The turntable is selected under ADDA/Polar response in the menu  Setup/Turntable setup by choosing the used machine under Select machine: Turntable setup

Then, under Configure machine the commincation with the machine is to be set up (select a port or a IP-address) and the axes can be driven into the 0°-postion and by pressing the Set to 0°, the 0° position of both axes is to be stored.
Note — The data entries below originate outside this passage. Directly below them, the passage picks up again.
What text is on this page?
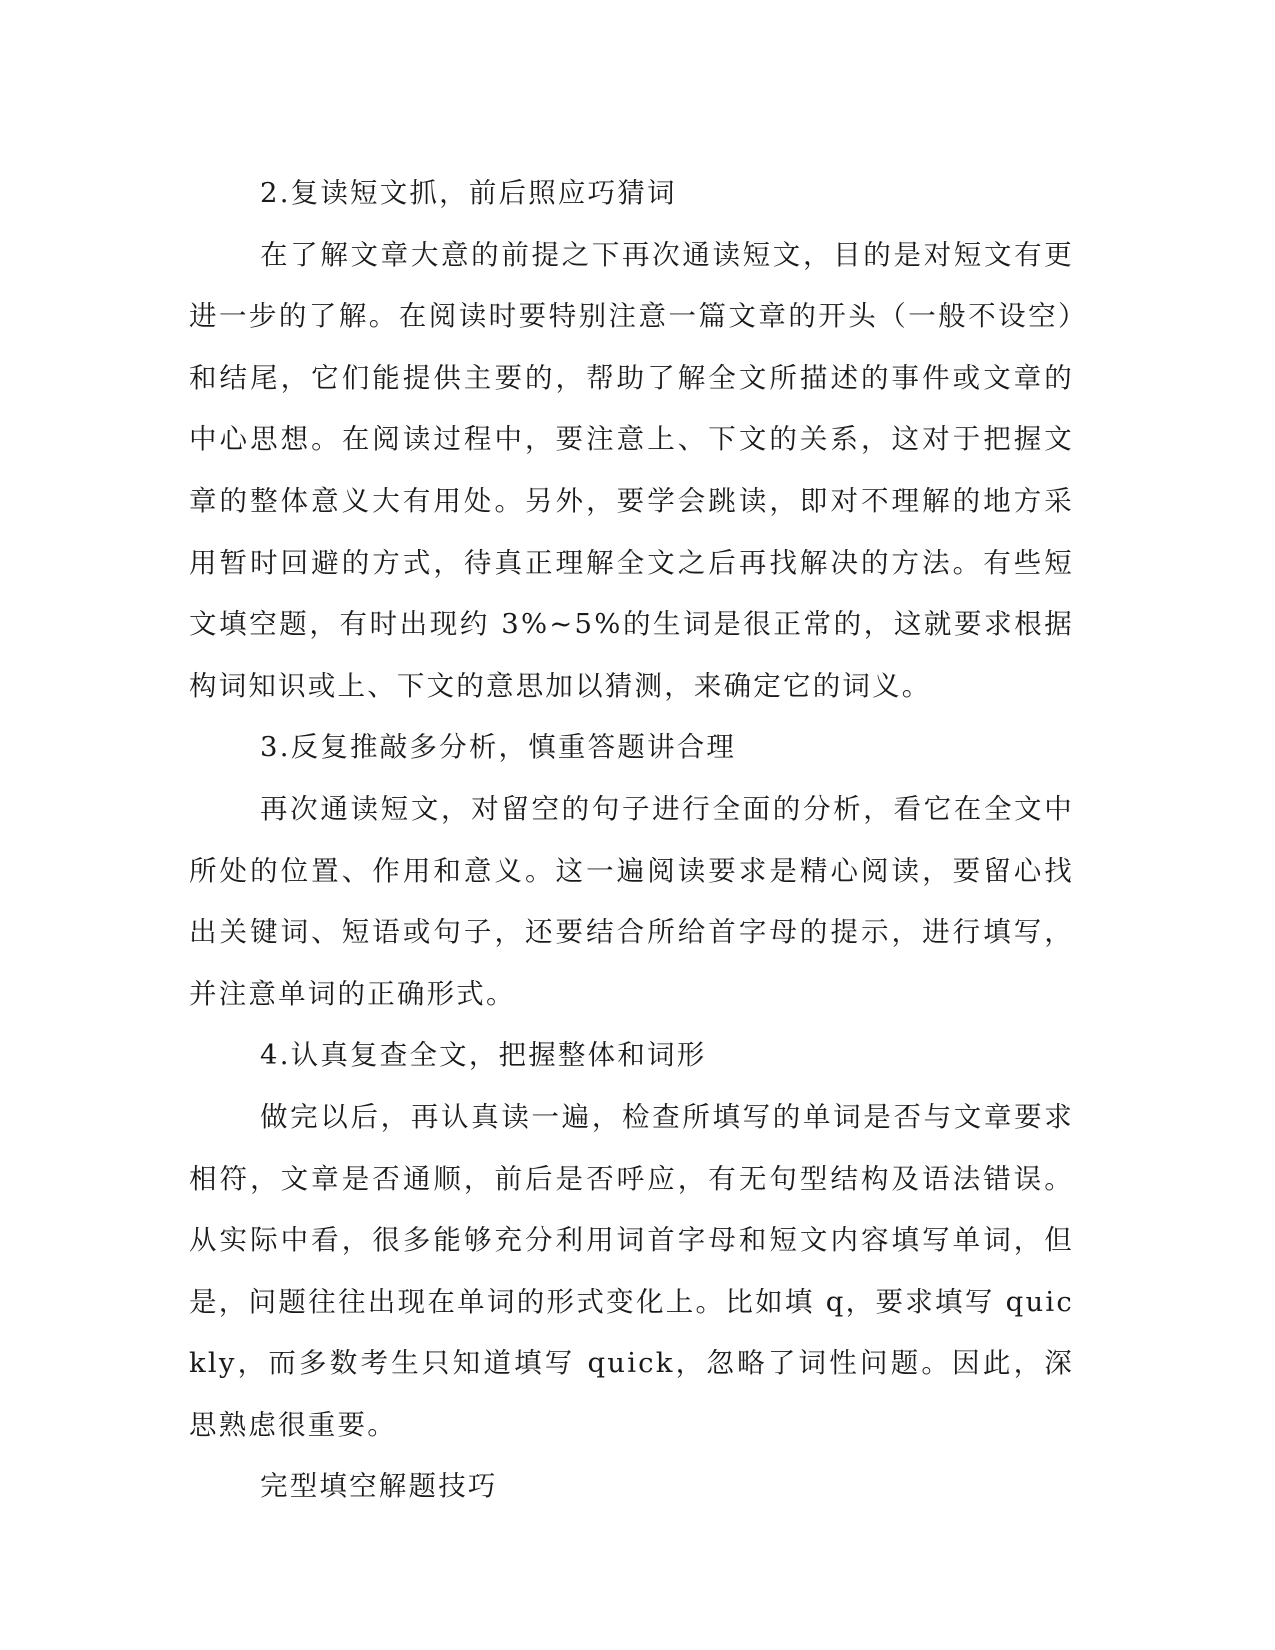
2.复读短文抓，前后照应巧猜词

在了解文章大意的前提之下再次通读短文，目的是对短文有更进一步的了解。在阅读时要特别注意一篇文章的开头（一般不设空）和结尾，它们能提供主要的，帮助了解全文所描述的事件或文章的中心思想。在阅读过程中，要注意上、下文的关系，这对于把握文章的整体意义大有用处。另外，要学会跳读，即对不理解的地方采用暂时回避的方式，待真正理解全文之后再找解决的方法。有些短文填空题，有时出现约 3%~5%的生词是很正常的，这就要求根据构词知识或上、下文的意思加以猜测，来确定它的词义。

3.反复推敲多分析，慎重答题讲合理

再次通读短文，对留空的句子进行全面的分析，看它在全文中所处的位置、作用和意义。这一遍阅读要求是精心阅读，要留心找出关键词、短语或句子，还要结合所给首字母的提示，进行填写，并注意单词的正确形式。

4.认真复查全文，把握整体和词形

做完以后，再认真读一遍，检查所填写的单词是否与文章要求相符，文章是否通顺，前后是否呼应，有无句型结构及语法错误。从实际中看，很多能够充分利用词首字母和短文内容填写单词，但是，问题往往出现在单词的形式变化上。比如填 q，要求填写 quickly，而多数考生只知道填写 quick，忽略了词性问题。因此，深思熟虑很重要。

完型填空解题技巧
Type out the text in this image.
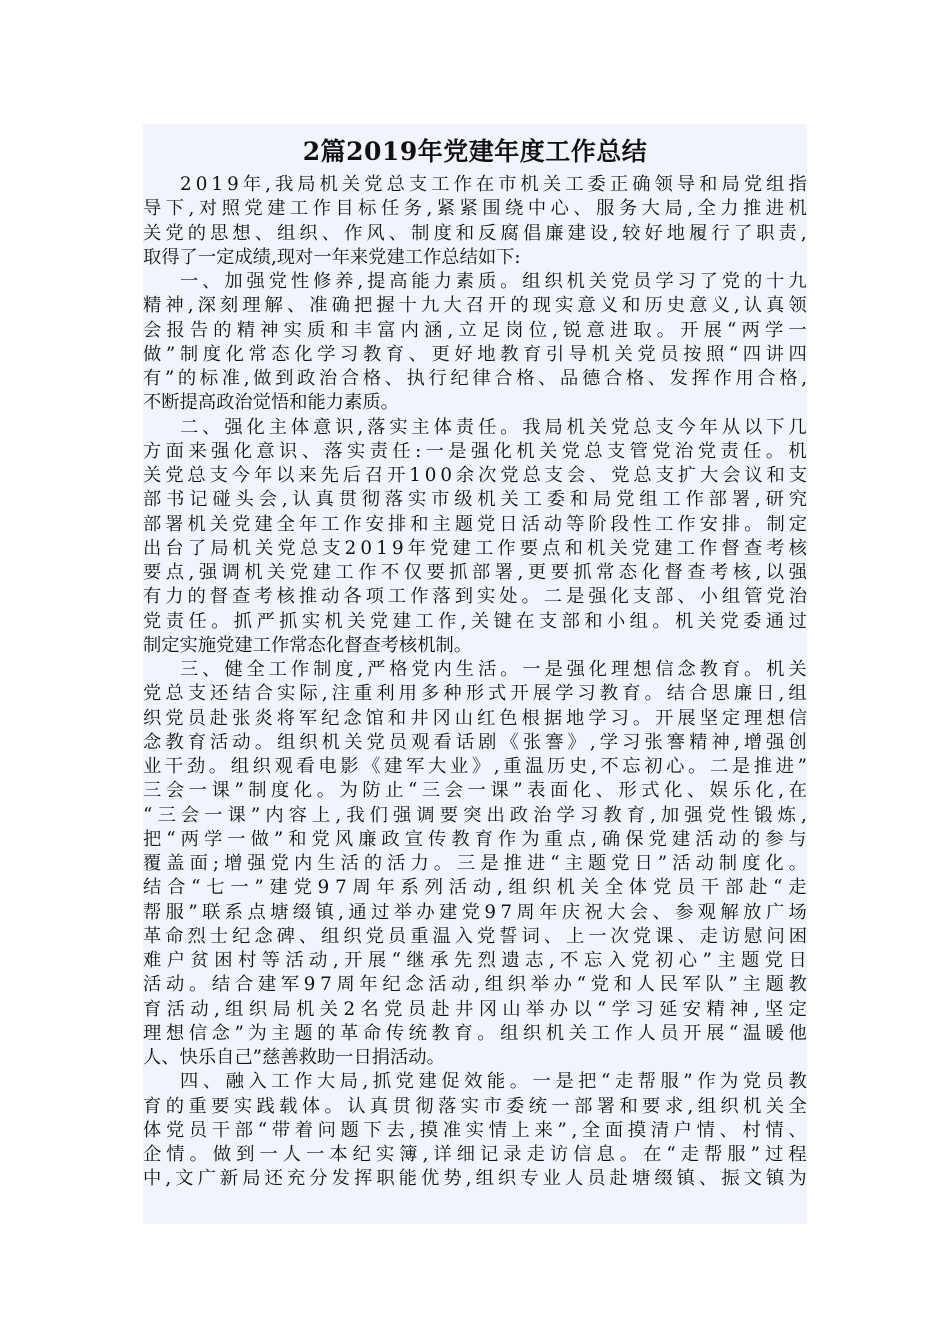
2篇2019年党建年度工作总结
2 0 1 9 年 , 我 局 机 关 党 总 支 工 作 在 市 机 关 工 委 正 确 领 导 和 局 党 组 指
导 下 , 对 照 党 建 工 作 目 标 任 务 , 紧 紧 围 绕 中 心 、 服 务 大 局 , 全 力 推 进 机
关 党 的 思 想 、 组 织 、 作 风 、 制 度 和 反 腐 倡 廉 建 设 , 较 好 地 履 行 了 职 责 ,
取得了一定成绩,现对一年来党建工作总结如下:
一 、 加 强 党 性 修 养 , 提 高 能 力 素 质 。 组 织 机 关 党 员 学 习 了 党 的 十 九
精 神 , 深 刻 理 解 、 准 确 把 握 十 九 大 召 开 的 现 实 意 义 和 历 史 意 义 , 认 真 领
会 报 告 的 精 神 实 质 和 丰 富 内 涵 , 立 足 岗 位 , 锐 意 进 取 。 开 展 “ 两 学 一
做 ” 制 度 化 常 态 化 学 习 教 育 、 更 好 地 教 育 引 导 机 关 党 员 按 照 “ 四 讲 四
有 ” 的 标 准 , 做 到 政 治 合 格 、 执 行 纪 律 合 格 、 品 德 合 格 、 发 挥 作 用 合 格 ,
不断提高政治觉悟和能力素质。
二 、 强 化 主 体 意 识 , 落 实 主 体 责 任 。 我 局 机 关 党 总 支 今 年 从 以 下 几
方 面 来 强 化 意 识 、 落 实 责 任 : 一 是 强 化 机 关 党 总 支 管 党 治 党 责 任 。 机
关 党 总 支 今 年 以 来 先 后 召 开 1 0 0 余 次 党 总 支 会 、 党 总 支 扩 大 会 议 和 支
部 书 记 碰 头 会 , 认 真 贯 彻 落 实 市 级 机 关 工 委 和 局 党 组 工 作 部 署 , 研 究
部 署 机 关 党 建 全 年 工 作 安 排 和 主 题 党 日 活 动 等 阶 段 性 工 作 安 排 。 制 定
出 台 了 局 机 关 党 总 支 2 0 1 9 年 党 建 工 作 要 点 和 机 关 党 建 工 作 督 查 考 核
要 点 , 强 调 机 关 党 建 工 作 不 仅 要 抓 部 署 , 更 要 抓 常 态 化 督 查 考 核 , 以 强
有 力 的 督 查 考 核 推 动 各 项 工 作 落 到 实 处 。 二 是 强 化 支 部 、 小 组 管 党 治
党 责 任 。 抓 严 抓 实 机 关 党 建 工 作 , 关 键 在 支 部 和 小 组 。 机 关 党 委 通 过
制定实施党建工作常态化督查考核机制。
三 、 健 全 工 作 制 度 , 严 格 党 内 生 活 。 一 是 强 化 理 想 信 念 教 育 。 机 关
党 总 支 还 结 合 实 际 , 注 重 利 用 多 种 形 式 开 展 学 习 教 育 。 结 合 思 廉 日 , 组
织 党 员 赴 张 炎 将 军 纪 念 馆 和 井 冈 山 红 色 根 据 地 学 习 。 开 展 坚 定 理 想 信
念 教 育 活 动 。 组 织 机 关 党 员 观 看 话 剧 《 张 謇 》 , 学 习 张 謇 精 神 , 增 强 创
业 干 劲 。 组 织 观 看 电 影 《 建 军 大 业 》 , 重 温 历 史 , 不 忘 初 心 。 二 是 推 进 ”
三 会 一 课 ” 制 度 化 。 为 防 止 “ 三 会 一 课 ” 表 面 化 、 形 式 化 、 娱 乐 化 , 在
“ 三 会 一 课 ” 内 容 上 , 我 们 强 调 要 突 出 政 治 学 习 教 育 , 加 强 党 性 锻 炼 ,
把 “ 两 学 一 做 ” 和 党 风 廉 政 宣 传 教 育 作 为 重 点 , 确 保 党 建 活 动 的 参 与
覆 盖 面 ; 增 强 党 内 生 活 的 活 力 。 三 是 推 进 “ 主 题 党 日 ” 活 动 制 度 化 。
结 合 “ 七 一 ” 建 党 9 7 周 年 系 列 活 动 , 组 织 机 关 全 体 党 员 干 部 赴 “ 走
帮 服 ” 联 系 点 塘 缀 镇 , 通 过 举 办 建 党 9 7 周 年 庆 祝 大 会 、 参 观 解 放 广 场
革 命 烈 士 纪 念 碑 、 组 织 党 员 重 温 入 党 誓 词 、 上 一 次 党 课 、 走 访 慰 问 困
难 户 贫 困 村 等 活 动 , 开 展 “ 继 承 先 烈 遗 志 , 不 忘 入 党 初 心 ” 主 题 党 日
活 动 。 结 合 建 军 9 7 周 年 纪 念 活 动 , 组 织 举 办 “ 党 和 人 民 军 队 ” 主 题 教
育 活 动 , 组 织 局 机 关 2 名 党 员 赴 井 冈 山 举 办 以 “ 学 习 延 安 精 神 , 坚 定
理 想 信 念 ” 为 主 题 的 革 命 传 统 教 育 。 组 织 机 关 工 作 人 员 开 展 “ 温 暖 他
人、快乐自己”慈善救助一日捐活动。
四 、 融 入 工 作 大 局 , 抓 党 建 促 效 能 。 一 是 把 “ 走 帮 服 ” 作 为 党 员 教
育 的 重 要 实 践 载 体 。 认 真 贯 彻 落 实 市 委 统 一 部 署 和 要 求 , 组 织 机 关 全
体 党 员 干 部 “ 带 着 问 题 下 去 , 摸 准 实 情 上 来 ” , 全 面 摸 清 户 情 、 村 情 、
企 情 。 做 到 一 人 一 本 纪 实 簿 , 详 细 记 录 走 访 信 息 。 在 “ 走 帮 服 ” 过 程
中 , 文 广 新 局 还 充 分 发 挥 职 能 优 势 , 组 织 专 业 人 员 赴 塘 缀 镇 、 振 文 镇 为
With Setup/Pol. Setup Balloon, the automation for the directivity or balloon measurement is set up: Pol. Setup Balloon. Here, presets fo commonly used automations can be selected. For example, Hor. 360° makes a polar measurement in the horizontal plane with 360° angle range. The standard angle step is 5° (El. Step or Az. Step) and can be adjusted if needed. Under output files, it should be selected SPK-output always, as third party software like EASE Speaker lab cannot read the WinMF format. For compatibility reasons the Directivity Editor uses SPK-files, too. 3D-ballons can be imported by the Balloon Editor and exported to CLF files.

Under Measurement Info, the user can define three strings to describe the DUT and the measurement series. WinMF generates a folder name with these strings and all data from the measurement series is stored in this folder. The folder will be generated always below the actual path. This is last  path used in the main window to load or store files.